(…) “Vem outro ministro deste Supremo Tribunal Federal chamado Luís Roberto Barroso, um sujeito difícil. Mas que tem um problema não resolvido do ponto de vista sexual. Eu tinha um colega prefeito, que já faleceu há alguns anos, ele me dizia que tinha medo de dois tipos de gente: negro que estira o cabelo e bicha enrustida”. Essa fala foi proferida pelo ex-prefeito de Oeiras e ex-deputado federal Benedito de Carvalho Sá – popularmente conhecido como B. Sá – em entrevista à rádio Vale do Canindé, na cidade de Oeiras, na última segunda-feira, 1º de novembro.
Falas como essas, de cunho homofóbico e racista, vem se tornado cada vez mais comum entre os discursos de parlamentares. Uma pesquisa realizada pela Coordenação Nacional de Articulação das Comunidades Negras Rurais Quilombolas (Conaq) revelou que, de 2019 para 2020, o número de discursos racistas proferidos por autoridades públicas mais que dobrou (106%), saindo de um total de 16 para 33 casos. No ano de 2020, em todos os meses, ocorreu pelo menos um caso de discurso racista entre as autoridades brasileiras.

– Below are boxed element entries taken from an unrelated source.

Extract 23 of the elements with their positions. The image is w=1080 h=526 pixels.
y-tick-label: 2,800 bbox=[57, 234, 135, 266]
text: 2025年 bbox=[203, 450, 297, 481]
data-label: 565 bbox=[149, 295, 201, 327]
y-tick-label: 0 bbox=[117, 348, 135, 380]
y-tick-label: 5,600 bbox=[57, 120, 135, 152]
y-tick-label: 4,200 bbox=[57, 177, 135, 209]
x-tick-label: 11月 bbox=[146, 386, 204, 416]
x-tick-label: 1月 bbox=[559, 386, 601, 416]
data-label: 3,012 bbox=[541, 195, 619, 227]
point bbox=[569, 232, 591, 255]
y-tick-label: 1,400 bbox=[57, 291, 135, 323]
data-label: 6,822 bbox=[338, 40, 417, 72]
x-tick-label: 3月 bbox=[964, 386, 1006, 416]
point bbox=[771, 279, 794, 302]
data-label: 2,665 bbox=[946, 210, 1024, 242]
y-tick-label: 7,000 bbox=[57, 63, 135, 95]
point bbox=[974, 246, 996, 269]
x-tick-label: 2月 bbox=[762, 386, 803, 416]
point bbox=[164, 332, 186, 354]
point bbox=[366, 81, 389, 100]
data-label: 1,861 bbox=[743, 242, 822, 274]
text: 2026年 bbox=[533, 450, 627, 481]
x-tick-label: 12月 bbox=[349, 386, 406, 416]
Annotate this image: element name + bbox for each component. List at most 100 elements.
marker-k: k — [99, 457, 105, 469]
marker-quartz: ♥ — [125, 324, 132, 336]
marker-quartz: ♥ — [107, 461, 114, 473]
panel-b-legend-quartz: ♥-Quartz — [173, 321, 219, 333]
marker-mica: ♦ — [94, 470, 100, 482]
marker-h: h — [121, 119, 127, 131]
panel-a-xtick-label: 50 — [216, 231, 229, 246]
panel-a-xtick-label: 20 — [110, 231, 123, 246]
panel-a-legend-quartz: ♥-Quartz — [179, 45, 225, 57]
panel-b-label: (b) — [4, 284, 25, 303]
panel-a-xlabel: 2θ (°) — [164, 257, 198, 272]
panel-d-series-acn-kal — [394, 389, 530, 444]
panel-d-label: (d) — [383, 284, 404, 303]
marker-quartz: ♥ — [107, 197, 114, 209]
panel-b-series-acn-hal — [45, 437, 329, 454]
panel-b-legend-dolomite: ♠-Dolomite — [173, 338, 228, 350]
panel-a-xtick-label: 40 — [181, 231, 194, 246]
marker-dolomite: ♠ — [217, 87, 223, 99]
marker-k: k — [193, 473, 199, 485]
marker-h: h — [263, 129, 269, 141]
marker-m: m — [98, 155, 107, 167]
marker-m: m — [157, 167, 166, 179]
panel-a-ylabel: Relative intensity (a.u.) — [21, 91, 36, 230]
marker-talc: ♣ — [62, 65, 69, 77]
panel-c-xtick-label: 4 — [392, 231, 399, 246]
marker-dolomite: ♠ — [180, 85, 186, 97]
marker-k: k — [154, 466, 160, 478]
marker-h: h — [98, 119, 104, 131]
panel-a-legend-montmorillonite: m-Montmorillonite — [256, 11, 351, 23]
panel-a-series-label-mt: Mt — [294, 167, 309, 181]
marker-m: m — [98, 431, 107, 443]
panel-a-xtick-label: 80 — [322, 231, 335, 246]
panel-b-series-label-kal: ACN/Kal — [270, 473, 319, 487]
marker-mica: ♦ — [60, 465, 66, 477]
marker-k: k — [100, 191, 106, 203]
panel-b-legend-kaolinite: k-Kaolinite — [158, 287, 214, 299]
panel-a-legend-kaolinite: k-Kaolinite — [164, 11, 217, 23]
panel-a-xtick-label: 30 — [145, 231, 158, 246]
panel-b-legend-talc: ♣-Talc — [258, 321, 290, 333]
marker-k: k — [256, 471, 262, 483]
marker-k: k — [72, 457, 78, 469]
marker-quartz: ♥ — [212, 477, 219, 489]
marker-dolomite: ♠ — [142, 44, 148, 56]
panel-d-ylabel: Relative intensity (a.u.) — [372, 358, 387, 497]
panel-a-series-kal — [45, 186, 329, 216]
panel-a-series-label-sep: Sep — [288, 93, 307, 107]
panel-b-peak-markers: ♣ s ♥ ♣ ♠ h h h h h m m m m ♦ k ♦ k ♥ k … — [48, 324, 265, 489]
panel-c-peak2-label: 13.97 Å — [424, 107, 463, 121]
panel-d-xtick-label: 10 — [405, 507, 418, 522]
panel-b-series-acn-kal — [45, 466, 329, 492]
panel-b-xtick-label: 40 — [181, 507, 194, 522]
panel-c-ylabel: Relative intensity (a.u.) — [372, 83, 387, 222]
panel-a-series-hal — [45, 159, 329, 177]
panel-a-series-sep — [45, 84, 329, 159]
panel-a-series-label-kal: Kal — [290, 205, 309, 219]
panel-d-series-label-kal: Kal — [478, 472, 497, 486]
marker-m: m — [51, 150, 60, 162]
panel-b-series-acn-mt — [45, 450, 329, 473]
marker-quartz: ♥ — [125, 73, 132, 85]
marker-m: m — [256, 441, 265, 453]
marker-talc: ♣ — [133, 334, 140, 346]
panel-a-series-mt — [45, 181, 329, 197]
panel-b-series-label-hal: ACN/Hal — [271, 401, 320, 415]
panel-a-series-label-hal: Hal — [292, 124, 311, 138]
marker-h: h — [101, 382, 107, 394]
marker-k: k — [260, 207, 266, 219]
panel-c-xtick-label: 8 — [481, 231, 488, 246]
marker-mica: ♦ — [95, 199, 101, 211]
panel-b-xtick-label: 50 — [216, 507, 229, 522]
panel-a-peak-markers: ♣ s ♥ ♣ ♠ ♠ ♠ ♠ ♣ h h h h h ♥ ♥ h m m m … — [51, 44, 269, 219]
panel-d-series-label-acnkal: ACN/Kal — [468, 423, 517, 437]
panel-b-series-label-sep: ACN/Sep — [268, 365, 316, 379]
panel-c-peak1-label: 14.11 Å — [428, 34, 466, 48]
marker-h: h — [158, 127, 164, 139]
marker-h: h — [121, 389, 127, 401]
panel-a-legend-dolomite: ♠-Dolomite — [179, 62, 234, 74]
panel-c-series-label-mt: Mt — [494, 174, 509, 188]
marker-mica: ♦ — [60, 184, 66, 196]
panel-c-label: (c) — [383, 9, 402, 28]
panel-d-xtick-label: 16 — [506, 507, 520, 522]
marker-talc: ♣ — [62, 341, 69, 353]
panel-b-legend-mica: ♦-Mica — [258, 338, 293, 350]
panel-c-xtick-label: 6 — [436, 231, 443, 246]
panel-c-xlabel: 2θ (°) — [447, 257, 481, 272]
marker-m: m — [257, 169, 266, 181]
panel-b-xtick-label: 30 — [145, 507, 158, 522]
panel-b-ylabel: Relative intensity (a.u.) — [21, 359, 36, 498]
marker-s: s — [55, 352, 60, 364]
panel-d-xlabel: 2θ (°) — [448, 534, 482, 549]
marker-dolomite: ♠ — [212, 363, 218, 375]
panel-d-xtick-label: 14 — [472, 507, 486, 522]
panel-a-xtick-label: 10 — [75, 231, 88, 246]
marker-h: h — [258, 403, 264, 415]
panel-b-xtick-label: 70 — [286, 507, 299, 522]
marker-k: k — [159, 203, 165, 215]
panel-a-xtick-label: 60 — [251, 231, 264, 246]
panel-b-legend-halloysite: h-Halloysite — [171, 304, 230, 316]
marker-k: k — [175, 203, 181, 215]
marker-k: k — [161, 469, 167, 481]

Ainda segundo o levantamento, o maior número de ocorrências registradas teve como autor o presidente da república e deputados estaduais, cada qual computando 25% dos casos (12 discursos racistas cada). Em 20 dos 49 casos mapeados, ou seja 41%, foram iniciados procedimentos de apuração dos fatos ou responsabilização, seja por meio de abertura de inquérito, ação ou procedimento administrativo. Contudo, nenhum deles resultou em responsabilização dos autores.
Ao analisar os resultados da pesquisa, a ativista do movimento negro de Oeiras, Millena Faustino destacou que é possível apontar para a ocorrência de uma espécie de efeito manada, em que o uso do discurso racista por algumas autoridades acaba por legitimar e encorajar a disseminação do ódio racial. “É justamente por isso que a nossa indignação também precisa ser levada para as urnas”, diz. “Tá mais do que na hora da gente colocar nos cargos de poder e decisão quem realmente esteja alinhado com a luta antirracista e a favor da população LGBTQIA+”, pontuou.
Para a ativista, a fala do ex-prefeito é um retrato fiel de como pessoas negras ainda são retratadas no imaginário social brasileiro. A ideia não é propriamente oriunda do pensamento individual do político oeirense. “Justamente por ele não ser o único, devemos manter nossa fala ativa diante de situações de racismo e homofobia”, alerta a ativista. “Nos calarmos é assumir uma posição de conivência”.
Millena informou ainda que coletivos de todo o estado estão se mobilizando para que o político venha a responder judicialmente por seu discurso discriminatório.
É crime
O racismo tem sua publicação na Lei nº 7.716, de 5 de Janeiro de 1989 e configura-se crime contra a coletividade e não contra uma pessoa específica. Realizado por meio da verbalização de uma ofensa ao coletivo ou atos como recusar acesso a estabelecimentos comerciais ou elevador social de um prédio. É inafiançável e imprescritível. A pena vai de um a três anos de prisão, além da multa.
Recentemente, a criminalização da homofobia e da transfobia foi permitida pelo Supremo Tribunal Federal (STF) em decisão de junho de 2019. Quando um indivíduo LGBTQIA+ é agredido por palavras ou fisicamente por conta de sua sexualidade, ele pode ser protegido pelo artigo 20 da Lei 7.716/2018 (crime de racismo) pois, no Brasil, ainda não existe uma lei específica no combate a homofobia – a base que criminaliza atos homofóbicos é a mesma que criminaliza o racismo.